For a moment, I thought about saying, You might have done. You might have seen me at the police station, or here on the street. I was here on Saturday night. I shook my head. ‘No, I don’t think so.’

I walked away towards the train station as quickly as I could. About halfway along the street, I turned to look back. He was still standing there in the doorway, watching me.

Evening

I’ve been checking my email obsessively, but I’ve heard nothing from Tom. How much better life must have been for jealous drunks before emails and texts and mobile phones, before all this electronica and the traces it leaves.

There was almost nothing in the papers about Megan today. They’re moving on already, the front pages devoted to the political crisis in Turkey, the four-year-old girl mauled by dogs in Wigan, the England football team’s humiliating loss to Montenegro. Megan is being forgotten, and she’s only been gone a week.

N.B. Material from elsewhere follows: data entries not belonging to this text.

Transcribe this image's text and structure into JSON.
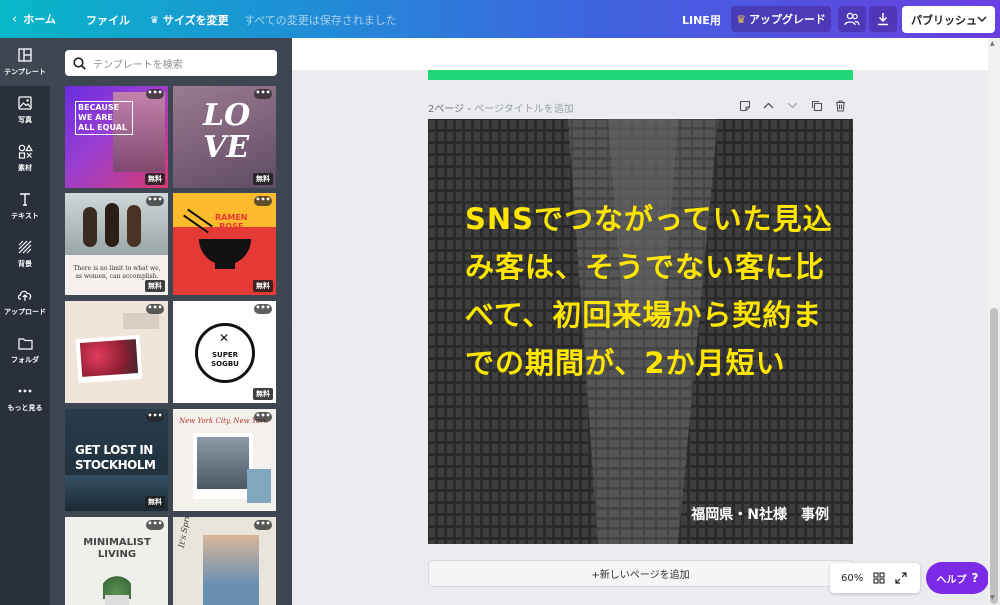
{
  "topbar": {
    "home_label": "ホーム",
    "file_label": "ファイル",
    "resize_label": "サイズを変更",
    "saved_status": "すべての変更は保存されました",
    "line_label": "LINE用",
    "upgrade_label": "アップグレード",
    "publish_label": "パブリッシュ"
  },
  "rail": {
    "items": [
      {
        "label": "テンプレート",
        "icon": "template-icon"
      },
      {
        "label": "写真",
        "icon": "photo-icon"
      },
      {
        "label": "素材",
        "icon": "elements-icon"
      },
      {
        "label": "テキスト",
        "icon": "text-icon"
      },
      {
        "label": "背景",
        "icon": "background-icon"
      },
      {
        "label": "アップロード",
        "icon": "upload-icon"
      },
      {
        "label": "フォルダ",
        "icon": "folder-icon"
      },
      {
        "label": "もっと見る",
        "icon": "more-icon"
      }
    ]
  },
  "panel": {
    "search_placeholder": "テンプレートを検索",
    "free_badge": "無料",
    "more_dots": "•••",
    "templates": [
      {
        "lines": [
          "BECAUSE",
          "WE ARE",
          "ALL EQUAL"
        ]
      },
      {
        "lines": [
          "LO",
          "VE"
        ]
      },
      {
        "lines": [
          "There is no limit to what we,",
          "as women, can accomplish."
        ]
      },
      {
        "lines": [
          "RAMEN",
          "ROSE"
        ]
      },
      {
        "lines": []
      },
      {
        "lines": [
          "SUPER",
          "SOGBU"
        ]
      },
      {
        "lines": [
          "GET LOST IN",
          "STOCKHOLM"
        ]
      },
      {
        "lines": [
          "New York City, New York"
        ]
      },
      {
        "lines": [
          "MINIMALIST",
          "LIVING"
        ]
      },
      {
        "lines": [
          "It's Spring!"
        ]
      }
    ]
  },
  "editor": {
    "page_label": "2ページ - ",
    "page_title_placeholder": "ページタイトルを追加",
    "headline": "SNSでつながっていた見込み客は、そうでない客に比べて、初回来場から契約までの期間が、2か月短い",
    "caption": "福岡県・N社様　事例",
    "add_page_label": "+新しいページを追加",
    "zoom": "60%",
    "help_label": "ヘルプ",
    "help_mark": "?"
  },
  "colors": {
    "headline": "#ffe600",
    "accent_green": "#22d67a",
    "help_purple": "#7d2ae8"
  }
}
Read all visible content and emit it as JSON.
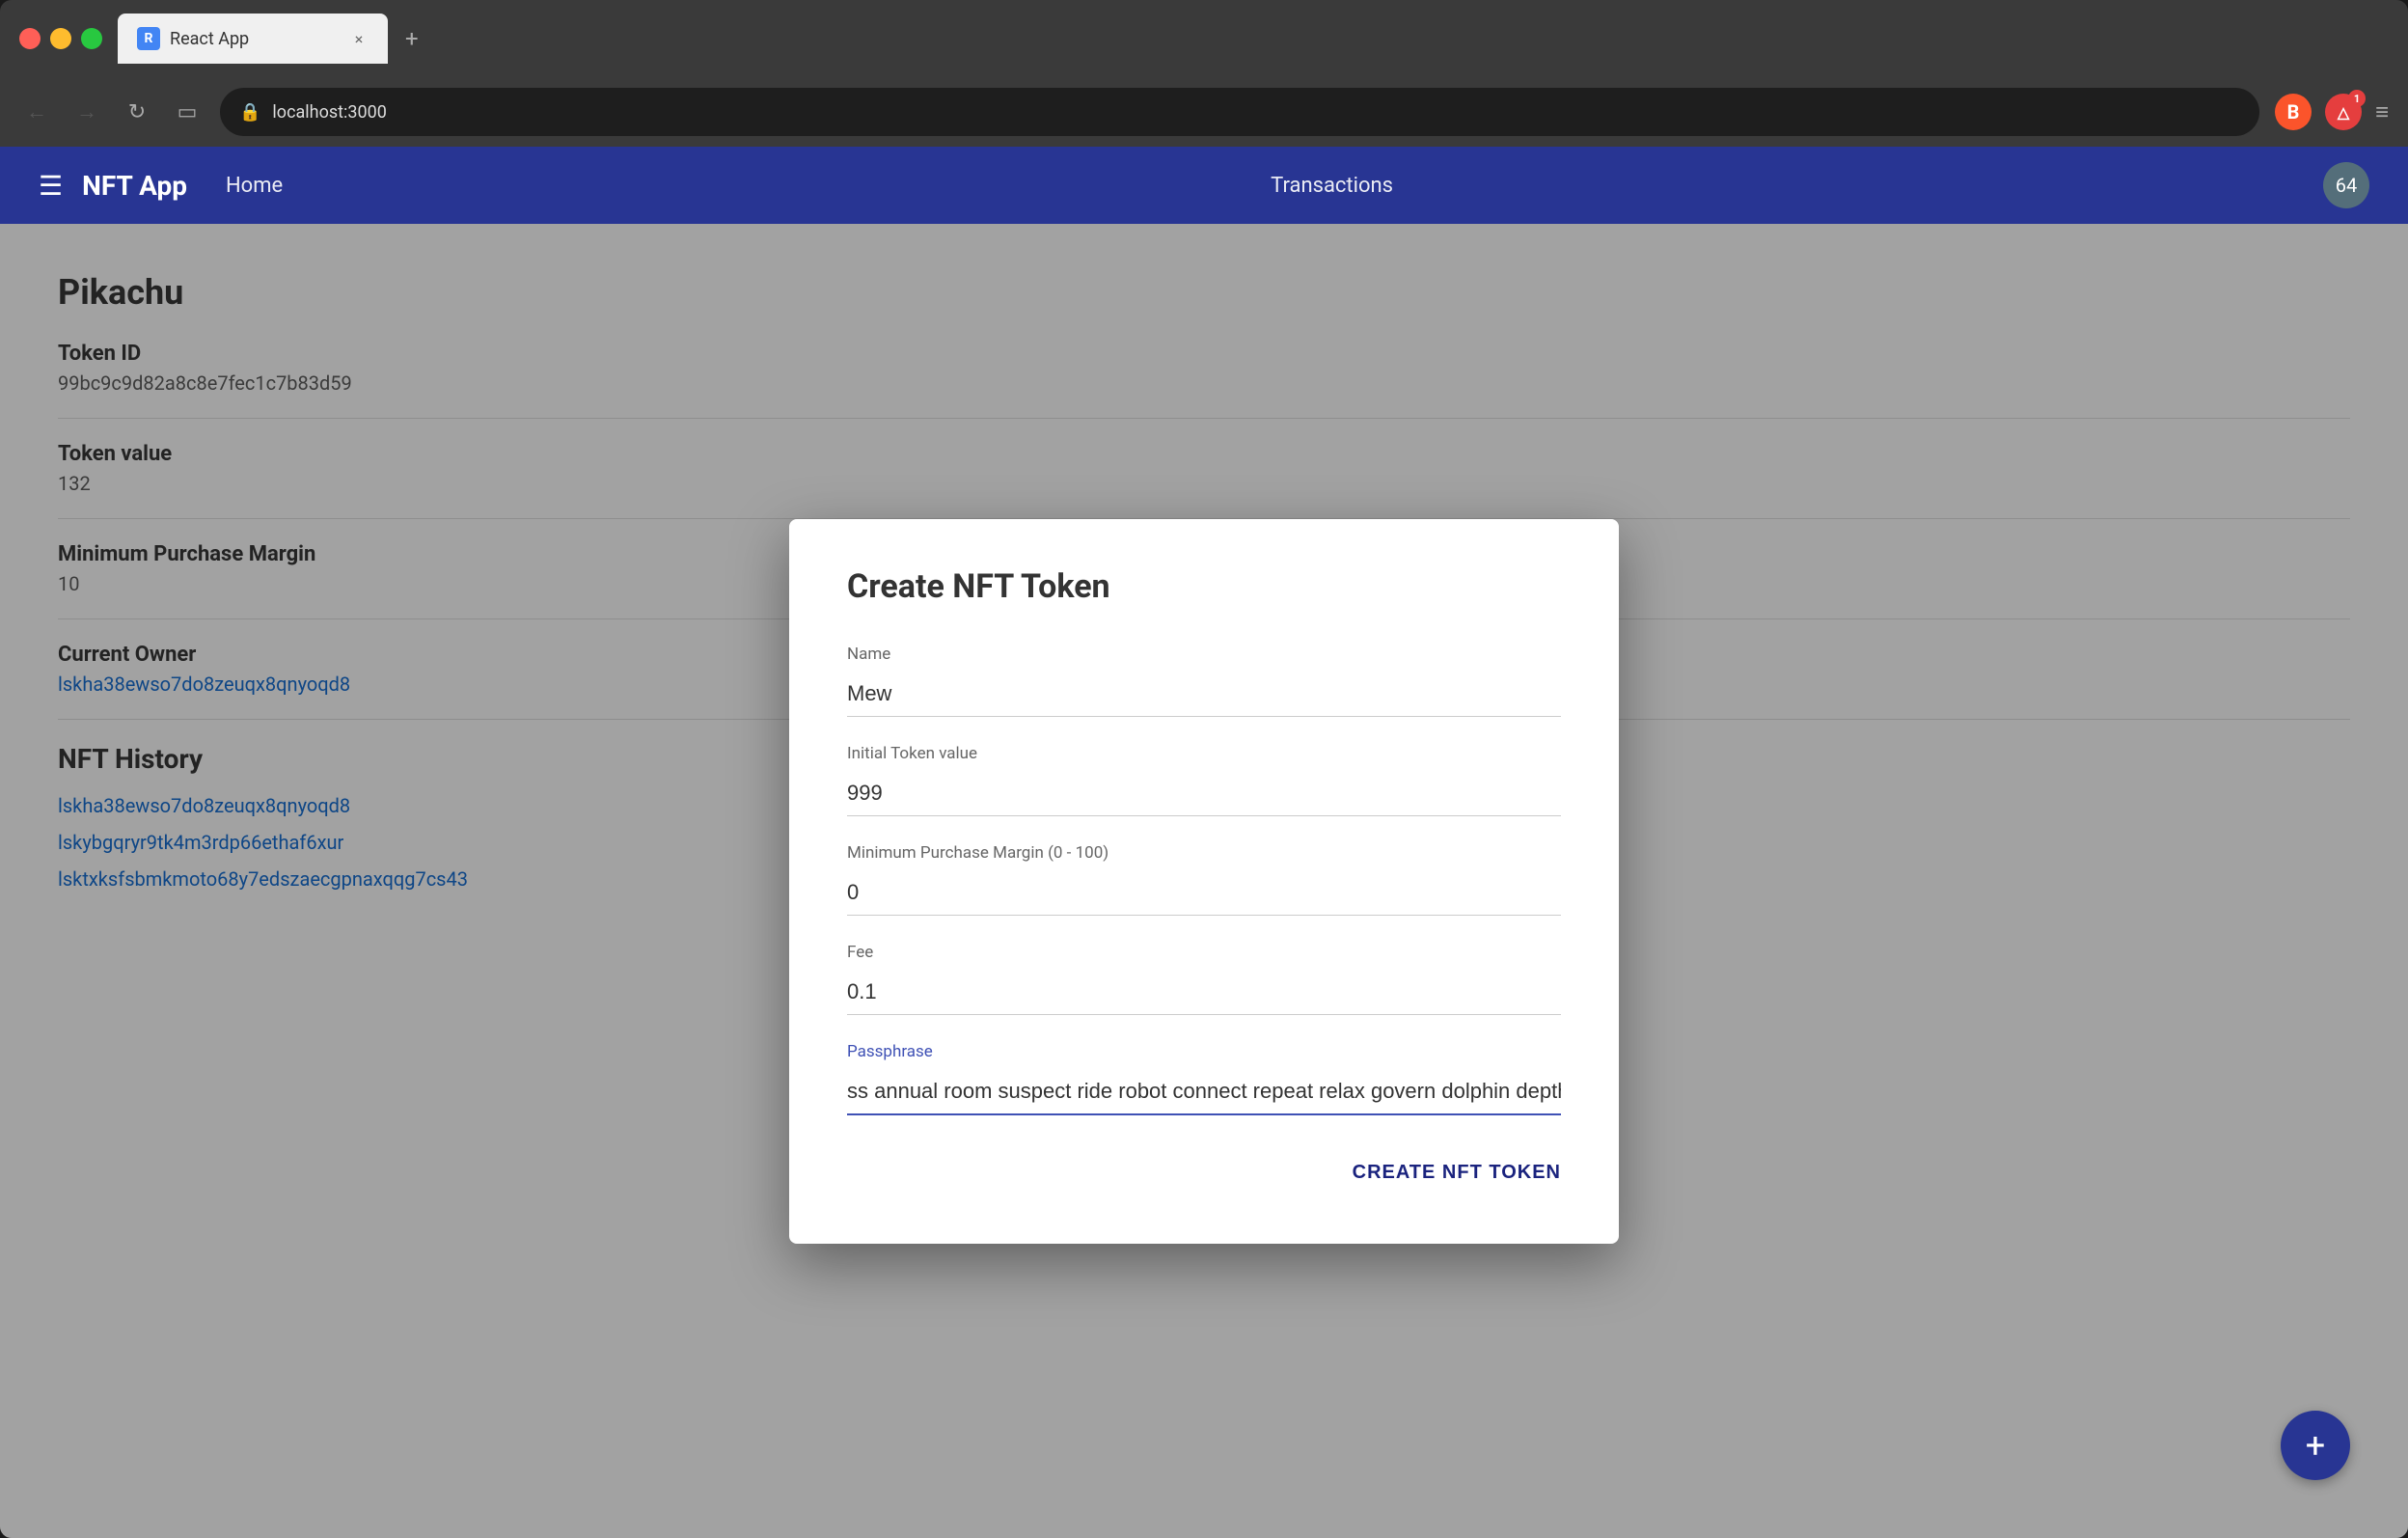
{
  "browser": {
    "tab_title": "React App",
    "tab_favicon_text": "R",
    "url": "localhost:3000",
    "close_label": "×",
    "new_tab_label": "+",
    "menu_label": "≡"
  },
  "nav": {
    "hamburger_label": "☰",
    "brand": "NFT App",
    "home_link": "Home",
    "transactions_link": "Transactions",
    "badge_count": "64"
  },
  "page": {
    "pokemon_name": "Pikachu",
    "token_id_label": "Token ID",
    "token_id_value": "99bc9c9d82a8c8e7fec1c7b83d59",
    "token_value_label": "Token value",
    "token_value": "132",
    "min_purchase_label": "Minimum Purchase Margin",
    "min_purchase_value": "10",
    "current_owner_label": "Current Owner",
    "current_owner_value": "lskha38ewso7do8zeuqx8qnyoqd8",
    "nft_history_title": "NFT History",
    "history_links": [
      "lskha38ewso7do8zeuqx8qnyoqd8",
      "lskybgqryr9tk4m3rdp66ethaf6xur",
      "lsktxksfsbmkmoto68y7edszaecgpnaxqqg7cs43"
    ]
  },
  "modal": {
    "title": "Create NFT Token",
    "name_label": "Name",
    "name_value": "Mew",
    "token_value_label": "Initial Token value",
    "token_value_value": "999",
    "min_margin_label": "Minimum Purchase Margin (0 - 100)",
    "min_margin_value": "0",
    "fee_label": "Fee",
    "fee_value": "0.1",
    "passphrase_label": "Passphrase",
    "passphrase_value": "ss annual room suspect ride robot connect repeat relax govern dolphin depth",
    "create_btn_label": "CREATE NFT TOKEN"
  },
  "fab_label": "+"
}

Cathy invited me out to lunch. She was at a loose end because Damien has gone to visit his mother in Birmingham. She wasn’t invited. They’ve been seeing each other for almost two years now, and she still hasn’t met his mother. We went to Giraffe on the High Street, a place I loathe. Seated in the centre of a room heaving with shrieking under-fives, Cathy quizzed me about what I’d been up to. She was curious about where I was last night.

‘Have you met someone?’ she asked me, her eyes alight with hope. It was quite touching really.

I almost said yes, because it was the truth, but lying was easier. I told her I’d been to an AA meeting in Witney.

‘Oh,’ she said, embarrassed, dipping her eyes to her limp Greek salad. ‘I thought you’d maybe had a little slip. On Friday.’